Problem - S. Sharma (India)
Show that
\[\int_0^\infty\frac{x\sinh(x)}{3+4\sinh^2(x)}\,\mathrm dx=\frac{\pi^2}{24}.\]Solution
Call the integral in question $I$. Let $x\mapsto \ln(x)$, so that $\mathrm dx\mapsto\frac{\mathrm dx}{x}$ and
\[\begin{align*} I &= \int_1^\infty\frac{\ln(x)\left(\frac{x-\frac{1}{x}}{2}\right)}{3+4\left(\frac{x-\frac{1}{x}}{2}\right)^2}\cdot\frac{\mathrm dx}{x} \\ &= \int_1^\infty \frac{\ln(x)(x^2-1)}{2(x^4+x^2+1)}\,\mathrm dx \\ &= -\frac{1}{2}\int_1^\infty\frac{\ln(x)(1-x^2)^2}{1-x^6}\,\mathrm dx. \\\end{align*}\]Now if we make the change of variables $x\mapsto\frac{1}{x}$, so that $\mathrm dx\mapsto -\frac{\mathrm dx}{x^2}$, we get
\[\begin{align*} I &= -\frac{1}{2}\int_0^1\frac{\ln(x)(1-x^2)^2}{1-x^6}\,\mathrm dx \\ &= -\frac{1}{2}\int_0^1\frac{\ln(x)(1-2x^2+x^4)}{1-x^6}\,\mathrm dx \\ &= -\frac{1}{2}\int_0^1\ln(x)\sum_{n=0}^\infty\left(x^{6n}-2x^{6n+2}+x^{6n+4}\right)\,\mathrm dx \\ &= \frac{1}{2}\sum_{n=0}^\infty\left(\frac{1}{(6n+1)^2}-\frac{2}{(6n+3)^2}+\frac{1}{(6n+5)^2}\right).\end{align*}\]The above interchange of integration and summation is justified, as the series converges uniformly on $[0,\,1]$. And the integrals of the form $\int_0^1\ln(x)x^\alpha\,\mathrm dx$ may be calculated by applying differentiation under the integral sign to $\int_0^1 x^\alpha\,\mathrm dx$.

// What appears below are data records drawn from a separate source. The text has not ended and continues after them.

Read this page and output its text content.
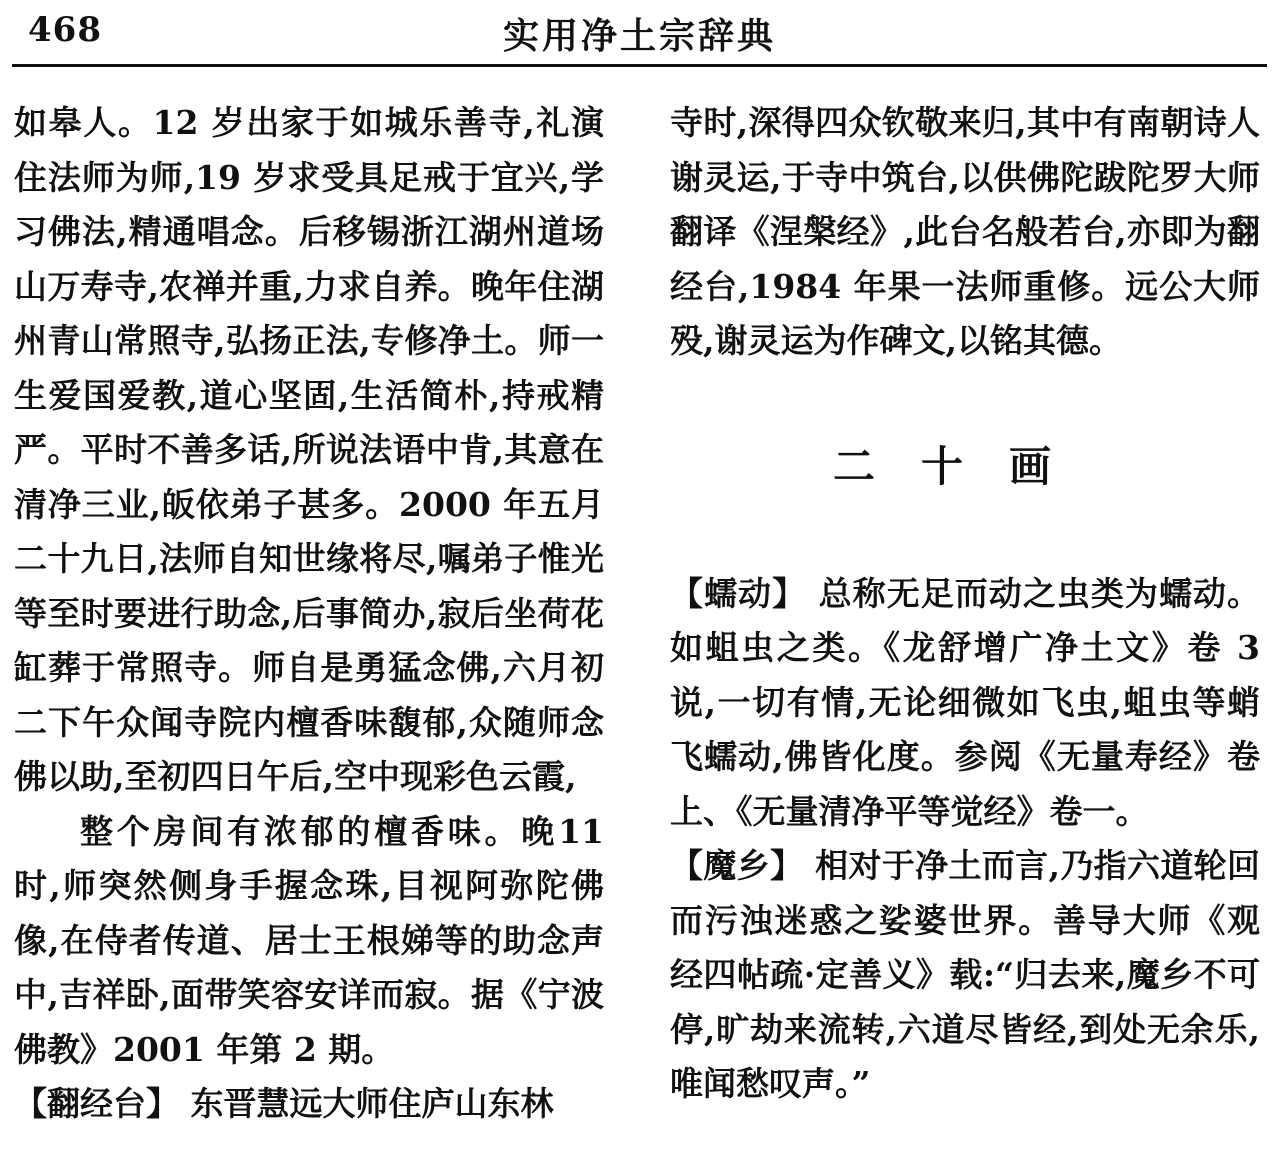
468	实用净土宗辞典

如皋人。12 岁出家于如城乐善寺,礼演住法师为师,19 岁求受具足戒于宜兴,学习佛法,精通唱念。后移锡浙江湖州道场山万寿寺,农禅并重,力求自养。晚年住湖州青山常照寺,弘扬正法,专修净土。师一生爱国爱教,道心坚固,生活简朴,持戒精严。平时不善多话,所说法语中肯,其意在清净三业,皈依弟子甚多。2000 年五月二十九日,法师自知世缘将尽,嘱弟子惟光等至时要进行助念,后事简办,寂后坐荷花缸葬于常照寺。师自是勇猛念佛,六月初二下午众闻寺院内檀香味馥郁,众随师念佛以助,至初四日午后,空中现彩色云霞,

整个房间有浓郁的檀香味。晚11 时,师突然侧身手握念珠,目视阿弥陀佛像,在侍者传道、居士王根娣等的助念声中,吉祥卧,面带笑容安详而寂。据《宁波佛教》2001 年第 2 期。

【翻经台】 东晋慧远大师住庐山东林

寺时,深得四众钦敬来归,其中有南朝诗人谢灵运,于寺中筑台,以供佛陀跋陀罗大师翻译《涅槃经》,此台名般若台,亦即为翻经台,1984 年果一法师重修。远公大师殁,谢灵运为作碑文,以铭其德。

二十画

【蠕动】 总称无足而动之虫类为蠕动。如蛆虫之类。《龙舒增广净土文》卷 3 说,一切有情,无论细微如飞虫,蛆虫等蛸飞蠕动,佛皆化度。参阅《无量寿经》卷上、《无量清净平等觉经》卷一。

【魔乡】 相对于净土而言,乃指六道轮回而污浊迷惑之娑婆世界。善导大师《观经四帖疏·定善义》载:“归去来,魔乡不可停,旷劫来流转,六道尽皆经,到处无余乐,唯闻愁叹声。”
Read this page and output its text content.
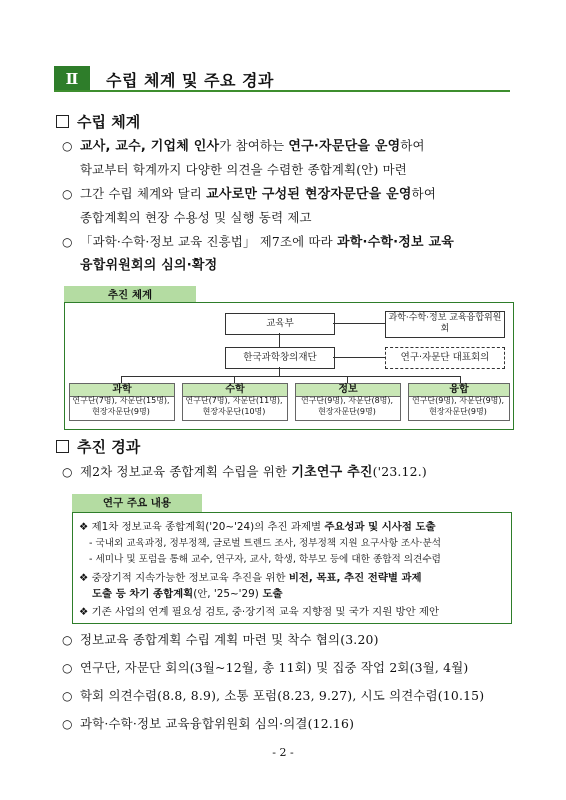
Ⅱ	수립 체계 및 주요 경과
수립 체계
○ 교사, 교수, 기업체 인사가 참여하는 연구·자문단을 운영하여
학교부터 학계까지 다양한 의견을 수렴한 종합계획(안) 마련
○ 그간 수립 체계와 달리 교사로만 구성된 현장자문단을 운영하여
종합계획의 현장 수용성 및 실행 동력 제고
○ 「과학·수학·정보 교육 진흥법」 제7조에 따라 과학·수학·정보 교육
융합위원회의 심의·확정
추진 체계
교육부	과학·수학·정보 교육융합위원회
한국과학창의재단	연구·자문단 대표회의
과학
연구단(7명), 자문단(15명),
현장자문단(9명)
수학
연구단(7명), 자문단(11명),
현장자문단(10명)
정보
연구단(9명), 자문단(8명),
현장자문단(9명)
융합
연구단(9명), 자문단(9명),
현장자문단(9명)
추진 경과
○ 제2차 정보교육 종합계획 수립을 위한 기초연구 추진('23.12.)
연구 주요 내용
❖ 제1차 정보교육 종합계획('20~'24)의 추진 과제별 주요성과 및 시사점 도출
- 국내외 교육과정, 정부정책, 글로벌 트렌드 조사, 정부정책 지원 요구사항 조사·분석
- 세미나 및 포럼을 통해 교수, 연구자, 교사, 학생, 학부모 등에 대한 종합적 의견수렴
❖ 중장기적 지속가능한 정보교육 추진을 위한 비전, 목표, 추진 전략별 과제
도출 등 차기 종합계획(안, '25~'29) 도출
❖ 기존 사업의 연계 필요성 검토, 중·장기적 교육 지향점 및 국가 지원 방안 제안
○ 정보교육 종합계획 수립 계획 마련 및 착수 협의(3.20)
○ 연구단, 자문단 회의(3월~12월, 총 11회) 및 집중 작업 2회(3월, 4월)
○ 학회 의견수렴(8.8, 8.9), 소통 포럼(8.23, 9.27), 시도 의견수렴(10.15)
○ 과학·수학·정보 교육융합위원회 심의·의결(12.16)
- 2 -
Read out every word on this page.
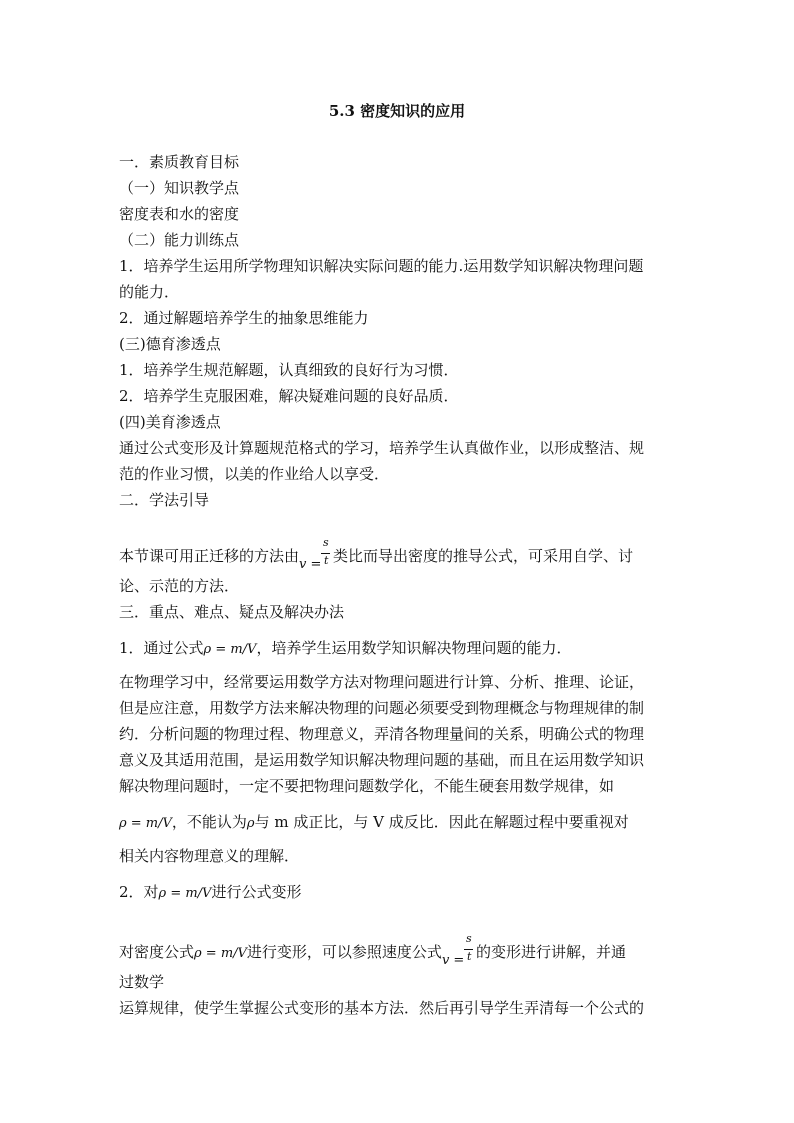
5.3 密度知识的应用
一．素质教育目标
（一）知识教学点
密度表和水的密度
（二）能力训练点
1．培养学生运用所学物理知识解决实际问题的能力.运用数学知识解决物理问题
的能力．
2．通过解题培养学生的抽象思维能力
(三)德育渗透点
1．培养学生规范解题，认真细致的良好行为习惯．
2．培养学生克服困难，解决疑难问题的良好品质．
(四)美育渗透点
通过公式变形及计算题规范格式的学习，培养学生认真做作业，以形成整洁、规
范的作业习惯，以美的作业给人以享受．
二．学法引导
本节课可用正迁移的方法由 v =
s
t 类比而导出密度的推导公式，可采用自学、讨
论、示范的方法．
三．重点、难点、疑点及解决办法
1．通过公式ρ = m/V，培养学生运用数学知识解决物理问题的能力．
在物理学习中，经常要运用数学方法对物理问题进行计算、分析、推理、论证，
但是应注意，用数学方法来解决物理的问题必须要受到物理概念与物理规律的制
约．分析问题的物理过程、物理意义，弄清各物理量间的关系，明确公式的物理
意义及其适用范围，是运用数学知识解决物理问题的基础，而且在运用数学知识
解决物理问题时，一定不要把物理问题数学化，不能生硬套用数学规律，如
ρ = m/V，不能认为ρ与 m 成正比，与 V 成反比．因此在解题过程中要重视对
相关内容物理意义的理解．
2．对ρ = m/V进行公式变形
对密度公式ρ = m/V进行变形，可以参照速度公式 v =
s
t 的变形进行讲解，并通
过数学
运算规律，使学生掌握公式变形的基本方法．然后再引导学生弄清每一个公式的
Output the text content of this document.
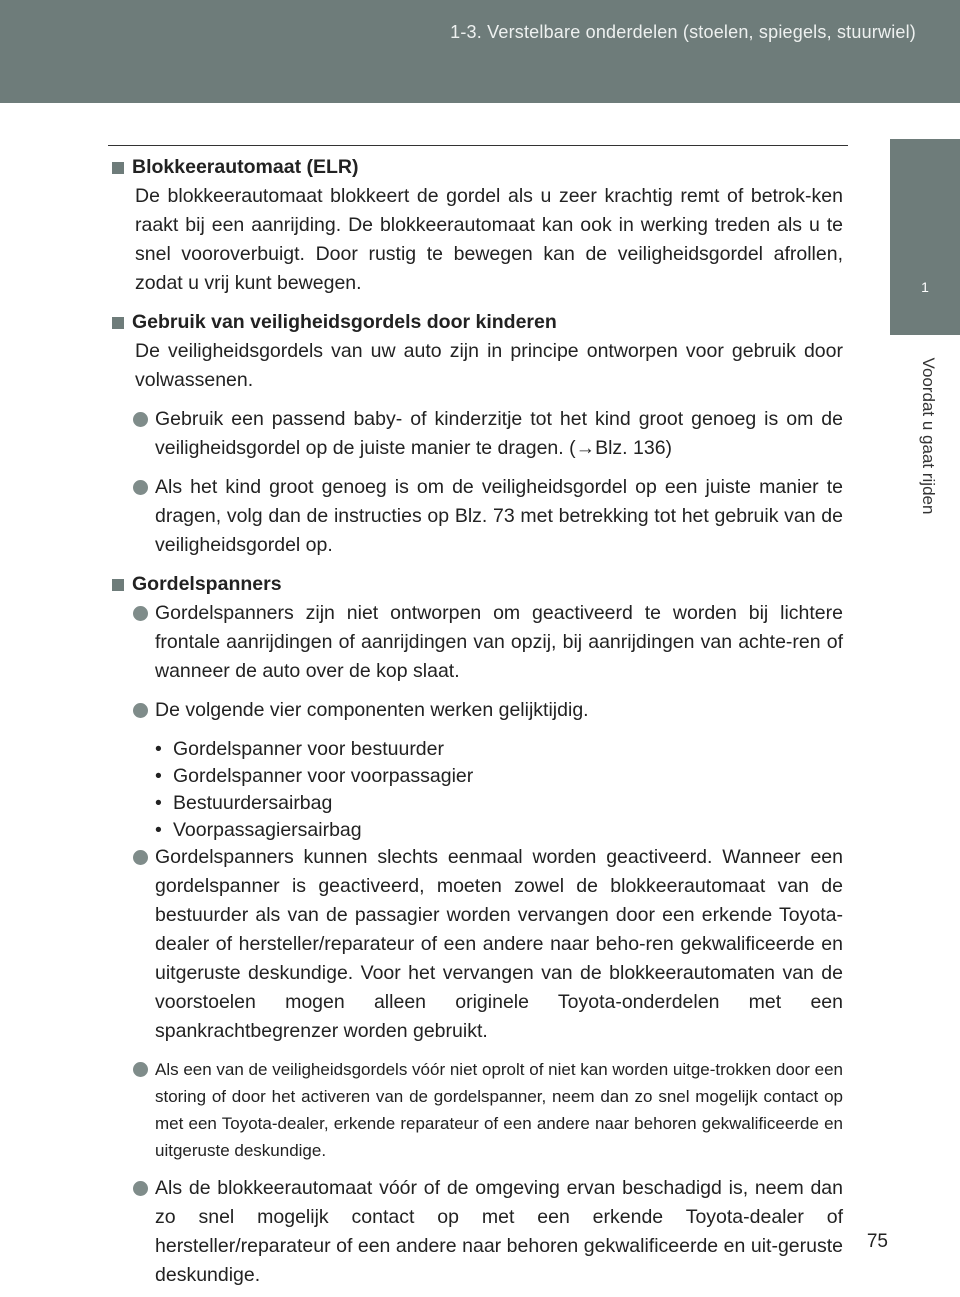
1-3. Verstelbare onderdelen (stoelen, spiegels, stuurwiel)
1
Voordat u gaat rijden

Blokkeerautomaat (ELR)

De blokkeerautomaat blokkeert de gordel als u zeer krachtig remt of betrok-ken raakt bij een aanrijding. De blokkeerautomaat kan ook in werking treden als u te snel vooroverbuigt. Door rustig te bewegen kan de veiligheidsgordel afrollen, zodat u vrij kunt bewegen.

Gebruik van veiligheidsgordels door kinderen

De veiligheidsgordels van uw auto zijn in principe ontworpen voor gebruik door volwassenen.

Gebruik een passend baby- of kinderzitje tot het kind groot genoeg is om de veiligheidsgordel op de juiste manier te dragen. (→Blz. 136)
Als het kind groot genoeg is om de veiligheidsgordel op een juiste manier te dragen, volg dan de instructies op Blz. 73 met betrekking tot het gebruik van de veiligheidsgordel op.

Gordelspanners

Gordelspanners zijn niet ontworpen om geactiveerd te worden bij lichtere frontale aanrijdingen of aanrijdingen van opzij, bij aanrijdingen van achte-ren of wanneer de auto over de kop slaat.
De volgende vier componenten werken gelijktijdig.
• Gordelspanner voor bestuurder
• Gordelspanner voor voorpassagier
• Bestuurdersairbag
• Voorpassagiersairbag
Gordelspanners kunnen slechts eenmaal worden geactiveerd. Wanneer een gordelspanner is geactiveerd, moeten zowel de blokkeerautomaat van de bestuurder als van de passagier worden vervangen door een erkende Toyota-dealer of hersteller/reparateur of een andere naar beho-ren gekwalificeerde en uitgeruste deskundige. Voor het vervangen van de blokkeerautomaten van de voorstoelen mogen alleen originele Toyota-onderdelen met een spankrachtbegrenzer worden gebruikt.
Als een van de veiligheidsgordels vóór niet oprolt of niet kan worden uitge-trokken door een storing of door het activeren van de gordelspanner, neem dan zo snel mogelijk contact op met een Toyota-dealer, erkende reparateur of een andere naar behoren gekwalificeerde en uitgeruste deskundige.
Als de blokkeerautomaat vóór of de omgeving ervan beschadigd is, neem dan zo snel mogelijk contact op met een erkende Toyota-dealer of hersteller/reparateur of een andere naar behoren gekwalificeerde en uit-geruste deskundige.
75
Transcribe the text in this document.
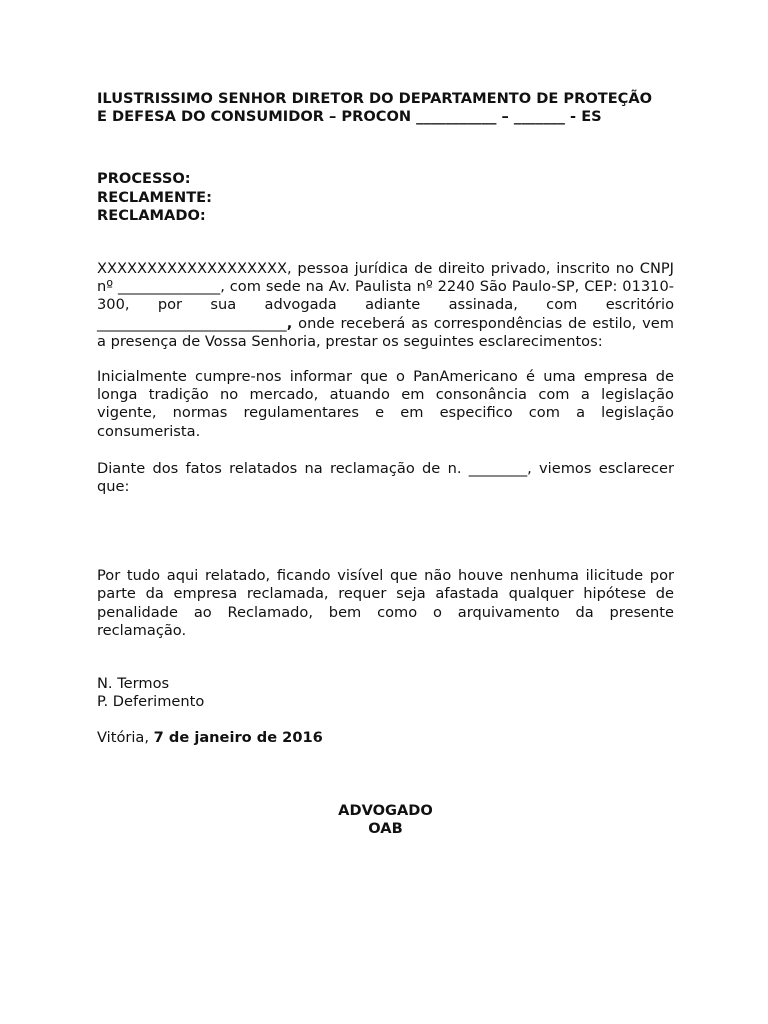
ILUSTRISSIMO SENHOR DIRETOR DO DEPARTAMENTO DE PROTEÇÃO
E DEFESA DO CONSUMIDOR – PROCON ___________ – _______ - ES
PROCESSO:
RECLAMENTE:
RECLAMADO:

XXXXXXXXXXXXXXXXXXX, pessoa jurídica de direito privado, inscrito no CNPJ nº ______________, com sede na Av. Paulista nº 2240 São Paulo-SP, CEP: 01310-300, por sua advogada adiante assinada, com escritório __________________________, onde receberá as correspondências de estilo, vem a presença de Vossa Senhoria, prestar os seguintes esclarecimentos:

Inicialmente cumpre-nos informar que o PanAmericano é uma empresa de longa tradição no mercado, atuando em consonância com a legislação vigente, normas regulamentares e em especifico com a legislação consumerista.

Diante dos fatos relatados na reclamação de n. ________, viemos esclarecer que:

Por tudo aqui relatado, ficando visível que não houve nenhuma ilicitude por parte da empresa reclamada, requer seja afastada qualquer hipótese de penalidade ao Reclamado, bem como o arquivamento da presente reclamação.

N. Termos
P. Deferimento
Vitória, 7 de janeiro de 2016
ADVOGADO
OAB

Evaluating the above infinite series is relatively straightforward, as it reduces to a sum of trigamma functions and a well known series,
\[\begin{align*} I &= \frac{1}{2}\left(\frac{\psi'\left(\frac{1}{6}\right)}{36}+\frac{\psi'\left(\frac{5}{6}\right)}{36}-\frac{2}{9}\sum_{n=0}^\infty\frac{1}{(2n+1)^2}\right).\end{align*}\]By the reflection formula for the trigamma function we have $\psi’(1/6)+\psi’(5/6)=\pi^2\csc^2(\pi/6)$, and it is easily derived from $\sum_{n=1}^\infty\frac{1}{n^2}=\pi^2/6$ that $\sum_{n=0}^\infty\frac{1}{(2n+1)^2}=\pi^2/8$. So it follows that
\[\begin{align*} I &= \frac{1}{2}\left(\frac{\pi^2}{36}\csc^2\left(\frac{\pi}{6}\right)-\frac{2}{9}\cdot\frac{\pi^2}{8}\right) \\ &= \frac{1}{2}\left(\frac{\pi^2}{9}-\frac{\pi^2}{36}\right) \\ &= \frac{\pi^2}{24}.\end{align*}\]